Knox County Health Department inspectors, however, reported finding few safety problems during their monthly inspections of the facility, which features a hot tub, a swimming pool that is 7 feet deep in places and a children's play area complete with water slides.

Belcher, represented by Knoxville attorney T. Scott Jones, is seeking a total of $4.5 million in damages from parent hotel chain Choice Hotels International, franchisee Riddhi Enterprises and Riddhi owner Amit Patel.

Hotel management did not immediately return a request for comment Friday.

Hotel pool or water park?

The complaint does not describe in detail the circumstances surrounding Raymond Whitlock's drowning in February. The boy's father said at the time that a family friend took Raymond and several other children to the Knox County hotel for a vacation while he and his wife stayed behind in Cookeville, Tennessee.
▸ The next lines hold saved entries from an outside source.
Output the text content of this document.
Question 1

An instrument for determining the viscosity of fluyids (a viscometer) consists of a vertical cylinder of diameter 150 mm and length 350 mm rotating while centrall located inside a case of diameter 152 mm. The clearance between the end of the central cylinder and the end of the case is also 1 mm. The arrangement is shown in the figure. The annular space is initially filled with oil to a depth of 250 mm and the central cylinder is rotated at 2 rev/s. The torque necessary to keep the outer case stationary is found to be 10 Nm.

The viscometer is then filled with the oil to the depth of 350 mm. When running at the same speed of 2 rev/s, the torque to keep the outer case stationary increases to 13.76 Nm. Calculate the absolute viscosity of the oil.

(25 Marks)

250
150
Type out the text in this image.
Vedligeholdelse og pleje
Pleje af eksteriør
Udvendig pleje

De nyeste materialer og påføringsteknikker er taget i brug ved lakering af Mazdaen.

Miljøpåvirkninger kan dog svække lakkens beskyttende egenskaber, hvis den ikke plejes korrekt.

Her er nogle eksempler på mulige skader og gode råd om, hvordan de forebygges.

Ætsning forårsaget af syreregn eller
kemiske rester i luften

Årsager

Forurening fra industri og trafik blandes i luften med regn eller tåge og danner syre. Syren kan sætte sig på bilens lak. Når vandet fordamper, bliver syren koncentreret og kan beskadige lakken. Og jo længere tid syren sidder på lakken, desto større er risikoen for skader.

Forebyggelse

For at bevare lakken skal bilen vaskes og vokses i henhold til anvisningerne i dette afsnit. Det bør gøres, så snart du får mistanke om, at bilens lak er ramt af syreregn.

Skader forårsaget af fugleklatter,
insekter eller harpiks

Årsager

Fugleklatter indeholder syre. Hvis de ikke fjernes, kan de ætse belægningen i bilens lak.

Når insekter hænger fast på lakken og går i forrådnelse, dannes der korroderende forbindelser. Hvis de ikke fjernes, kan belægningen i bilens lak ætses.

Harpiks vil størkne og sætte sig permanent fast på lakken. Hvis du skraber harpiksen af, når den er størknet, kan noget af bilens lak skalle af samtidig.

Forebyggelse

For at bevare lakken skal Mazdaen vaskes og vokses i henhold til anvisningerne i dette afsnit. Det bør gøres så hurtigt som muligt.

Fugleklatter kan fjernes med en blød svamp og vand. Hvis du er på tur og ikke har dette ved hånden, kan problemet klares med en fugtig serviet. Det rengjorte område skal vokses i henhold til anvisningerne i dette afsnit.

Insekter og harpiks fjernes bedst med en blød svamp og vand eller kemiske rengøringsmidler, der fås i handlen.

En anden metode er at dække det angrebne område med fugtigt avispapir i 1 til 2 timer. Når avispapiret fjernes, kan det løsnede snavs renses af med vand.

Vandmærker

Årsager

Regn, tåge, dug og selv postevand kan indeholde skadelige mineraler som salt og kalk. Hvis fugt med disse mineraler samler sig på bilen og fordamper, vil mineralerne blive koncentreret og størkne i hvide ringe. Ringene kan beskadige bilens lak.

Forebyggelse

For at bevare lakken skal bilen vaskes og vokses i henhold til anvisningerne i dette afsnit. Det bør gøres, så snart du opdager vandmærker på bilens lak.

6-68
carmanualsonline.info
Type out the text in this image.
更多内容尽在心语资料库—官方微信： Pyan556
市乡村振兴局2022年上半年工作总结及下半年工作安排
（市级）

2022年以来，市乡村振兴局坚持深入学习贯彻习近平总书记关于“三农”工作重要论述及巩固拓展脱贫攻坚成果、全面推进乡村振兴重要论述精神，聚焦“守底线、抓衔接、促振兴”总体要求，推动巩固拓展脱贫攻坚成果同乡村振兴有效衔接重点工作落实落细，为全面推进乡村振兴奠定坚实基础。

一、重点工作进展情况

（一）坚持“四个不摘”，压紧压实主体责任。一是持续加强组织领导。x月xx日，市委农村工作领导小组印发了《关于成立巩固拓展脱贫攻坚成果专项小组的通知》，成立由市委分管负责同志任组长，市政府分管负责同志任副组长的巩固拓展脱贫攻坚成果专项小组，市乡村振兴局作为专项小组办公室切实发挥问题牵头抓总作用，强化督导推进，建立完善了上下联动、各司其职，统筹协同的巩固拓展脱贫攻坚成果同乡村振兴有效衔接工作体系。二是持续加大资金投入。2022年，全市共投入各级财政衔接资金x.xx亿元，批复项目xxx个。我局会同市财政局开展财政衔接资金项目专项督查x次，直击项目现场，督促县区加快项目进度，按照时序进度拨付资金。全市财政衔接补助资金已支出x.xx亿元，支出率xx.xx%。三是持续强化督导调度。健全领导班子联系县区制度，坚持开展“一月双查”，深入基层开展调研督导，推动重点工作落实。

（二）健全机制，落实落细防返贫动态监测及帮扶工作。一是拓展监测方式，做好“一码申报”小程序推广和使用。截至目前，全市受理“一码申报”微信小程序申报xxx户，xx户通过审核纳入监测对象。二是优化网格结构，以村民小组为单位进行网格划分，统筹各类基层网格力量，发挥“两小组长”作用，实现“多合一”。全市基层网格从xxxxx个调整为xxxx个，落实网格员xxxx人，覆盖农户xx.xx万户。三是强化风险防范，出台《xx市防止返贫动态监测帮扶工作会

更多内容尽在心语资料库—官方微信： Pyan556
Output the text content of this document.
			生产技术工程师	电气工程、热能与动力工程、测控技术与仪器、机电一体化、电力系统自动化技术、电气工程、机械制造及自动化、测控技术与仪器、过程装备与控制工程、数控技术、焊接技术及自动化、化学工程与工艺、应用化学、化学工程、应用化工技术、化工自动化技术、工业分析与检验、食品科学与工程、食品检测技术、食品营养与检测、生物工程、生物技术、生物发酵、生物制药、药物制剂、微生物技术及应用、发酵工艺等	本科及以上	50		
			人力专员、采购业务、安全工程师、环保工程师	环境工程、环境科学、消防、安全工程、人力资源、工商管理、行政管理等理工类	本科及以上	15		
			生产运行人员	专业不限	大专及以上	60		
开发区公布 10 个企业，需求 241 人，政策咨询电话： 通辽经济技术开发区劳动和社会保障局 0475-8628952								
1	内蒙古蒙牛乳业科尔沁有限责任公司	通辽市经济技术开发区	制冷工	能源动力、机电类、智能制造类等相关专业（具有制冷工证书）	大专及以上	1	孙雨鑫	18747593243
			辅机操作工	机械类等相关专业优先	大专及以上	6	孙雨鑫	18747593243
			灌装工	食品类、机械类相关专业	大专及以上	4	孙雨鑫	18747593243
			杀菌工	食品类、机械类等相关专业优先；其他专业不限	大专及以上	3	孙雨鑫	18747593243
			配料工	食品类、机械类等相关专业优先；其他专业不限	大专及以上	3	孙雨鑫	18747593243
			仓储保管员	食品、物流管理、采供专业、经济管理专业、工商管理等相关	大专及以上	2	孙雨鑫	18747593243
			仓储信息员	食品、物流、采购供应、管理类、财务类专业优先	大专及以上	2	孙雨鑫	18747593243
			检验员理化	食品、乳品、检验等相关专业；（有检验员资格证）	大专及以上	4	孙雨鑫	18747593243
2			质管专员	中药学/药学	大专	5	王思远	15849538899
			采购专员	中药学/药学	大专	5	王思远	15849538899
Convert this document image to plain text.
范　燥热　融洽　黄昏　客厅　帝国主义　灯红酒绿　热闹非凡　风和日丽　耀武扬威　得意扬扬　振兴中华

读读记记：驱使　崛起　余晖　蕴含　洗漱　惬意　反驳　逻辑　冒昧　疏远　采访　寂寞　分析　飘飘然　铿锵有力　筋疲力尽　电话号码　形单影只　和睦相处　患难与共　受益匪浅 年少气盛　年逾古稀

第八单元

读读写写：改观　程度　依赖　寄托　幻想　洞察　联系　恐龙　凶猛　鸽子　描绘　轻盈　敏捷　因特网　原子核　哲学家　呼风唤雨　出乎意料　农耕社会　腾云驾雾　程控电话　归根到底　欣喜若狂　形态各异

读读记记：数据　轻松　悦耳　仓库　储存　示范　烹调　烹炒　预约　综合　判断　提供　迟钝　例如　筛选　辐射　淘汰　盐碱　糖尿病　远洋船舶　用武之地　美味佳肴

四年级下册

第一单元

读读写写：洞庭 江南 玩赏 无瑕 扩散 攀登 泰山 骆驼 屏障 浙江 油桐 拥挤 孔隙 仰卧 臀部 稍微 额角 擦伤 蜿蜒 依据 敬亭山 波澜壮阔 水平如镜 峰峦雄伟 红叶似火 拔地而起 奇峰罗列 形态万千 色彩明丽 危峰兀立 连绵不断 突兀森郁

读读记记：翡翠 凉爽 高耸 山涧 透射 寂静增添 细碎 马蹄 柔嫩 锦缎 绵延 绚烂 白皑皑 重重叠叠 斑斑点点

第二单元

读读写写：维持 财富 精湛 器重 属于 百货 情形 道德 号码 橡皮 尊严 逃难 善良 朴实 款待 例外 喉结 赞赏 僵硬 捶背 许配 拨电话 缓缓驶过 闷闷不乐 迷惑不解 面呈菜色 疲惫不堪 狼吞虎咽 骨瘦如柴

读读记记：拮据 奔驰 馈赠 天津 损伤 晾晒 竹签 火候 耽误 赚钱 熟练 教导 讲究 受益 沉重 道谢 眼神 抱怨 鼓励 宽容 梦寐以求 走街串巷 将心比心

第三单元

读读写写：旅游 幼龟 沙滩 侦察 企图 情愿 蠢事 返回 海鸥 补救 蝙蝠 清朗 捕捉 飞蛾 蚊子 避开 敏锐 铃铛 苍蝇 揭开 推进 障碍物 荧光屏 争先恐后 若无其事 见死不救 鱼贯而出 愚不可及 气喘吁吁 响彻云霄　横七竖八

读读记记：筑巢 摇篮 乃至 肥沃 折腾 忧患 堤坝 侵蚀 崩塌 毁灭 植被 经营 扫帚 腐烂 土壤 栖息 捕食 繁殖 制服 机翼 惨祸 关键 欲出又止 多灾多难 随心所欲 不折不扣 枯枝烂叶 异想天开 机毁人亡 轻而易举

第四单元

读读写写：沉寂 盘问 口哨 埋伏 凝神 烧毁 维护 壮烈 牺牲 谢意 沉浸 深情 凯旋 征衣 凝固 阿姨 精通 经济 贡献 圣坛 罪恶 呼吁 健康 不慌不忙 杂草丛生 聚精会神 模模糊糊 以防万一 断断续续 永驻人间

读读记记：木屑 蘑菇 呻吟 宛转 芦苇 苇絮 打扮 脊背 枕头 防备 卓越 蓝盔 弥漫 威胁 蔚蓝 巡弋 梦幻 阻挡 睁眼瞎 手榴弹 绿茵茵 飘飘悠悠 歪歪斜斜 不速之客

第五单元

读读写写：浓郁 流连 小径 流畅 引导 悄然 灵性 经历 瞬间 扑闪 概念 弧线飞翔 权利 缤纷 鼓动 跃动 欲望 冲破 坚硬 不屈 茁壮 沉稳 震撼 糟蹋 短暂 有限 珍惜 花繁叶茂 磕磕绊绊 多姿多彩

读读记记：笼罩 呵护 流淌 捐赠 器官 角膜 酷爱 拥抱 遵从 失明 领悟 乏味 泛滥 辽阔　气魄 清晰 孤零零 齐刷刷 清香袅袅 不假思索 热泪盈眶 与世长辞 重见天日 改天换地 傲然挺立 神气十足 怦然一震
Knoxville police said Raymond "was left unattended" at the pool along with his 6-year-old brother, a 5-year-old cousin and a 5-year-old friend. Hotel guests found the toddler in the deep end of the swimming pool around 5:45 p.m., according to the lawsuit, and he died shortly after being taken to a local hospital.

The complaint accuses the hotel of flouting state rules and industry standards regarding warning signs, pool lighting, the depth of its shallow end and more. An investigator working for Jones visited the hotel in July and reported finding inoperable underwater pool lights, an inoperable emergency phone, barriers with convenient climbing footholds, a gate that opened out toward the deep end of the pool, as well as no first aid kits, no defibrillators and no pool alarms.

But county health inspectors, who routinely check public pools for compliance with state law, did not cite the hotel for any such violations during their monthly visits shortly before and after the drowning.

For two consecutive months, inspectors did find the main pool had an insufficient lifeline, a rope with buoys that divides the shallow and deep ends of a pool. Twelve days after the drowning, records show, the county ordered the hotel to temporarily close the pool until it fixed the problem.

According to county inspection records, the hotel's swimming area is classified in a way that lifeguards are not required by law. Instead, signs are posted that read, "WARNING NO LIFEGUARD ON DUTY."

A health department spokeswoman said the water slides and other features are contained in a pool that is classified as "Type C" — a shallow wading pool that doesn't require a lifeguard — as opposed to "Type E" — a pool that requires a lifeguard and includes water slides, flumes or other attractions. The main pool, which is 7 feet deep in places, is classified as "Type B," or a hotel pool that does not require a lifeguard.

"There is no barrier between the children's play area and the main pool," Jones' investigator wrote in a report.

'Ultra hazardous and unreasonably dangerous'

The lawsuit also argues the first two drownings should have placed the hotel's managers "on notice that the water park was ultra hazardous and unreasonably dangerous for children," and that they needed to comply with rules and regulations.

In March 2015, 4-year-old Anderson Cooper Goldsmith, of Ringgold, Georgia, died after being discovered in the hotel pool on a crowded afternoon. Police said it appeared Anderson's flotation device had been removed before he entered the water.

In July 2017, 7-year-old Darshawn Martez Witt Jr. was found unconscious in the deep end of the pool. Other swimmers tried to rescue him, but he was pronounced dead at a local hospital. No adults were with Darshawn at the pool, police said at the time.

In 2018, Witt's family filed a lawsuit accusing the hotel of negligence, saying the young boy managed to enter the pool area unsupervised as a result of insufficient barriers.

Court records show that case is pending but has been inactive for almost a year.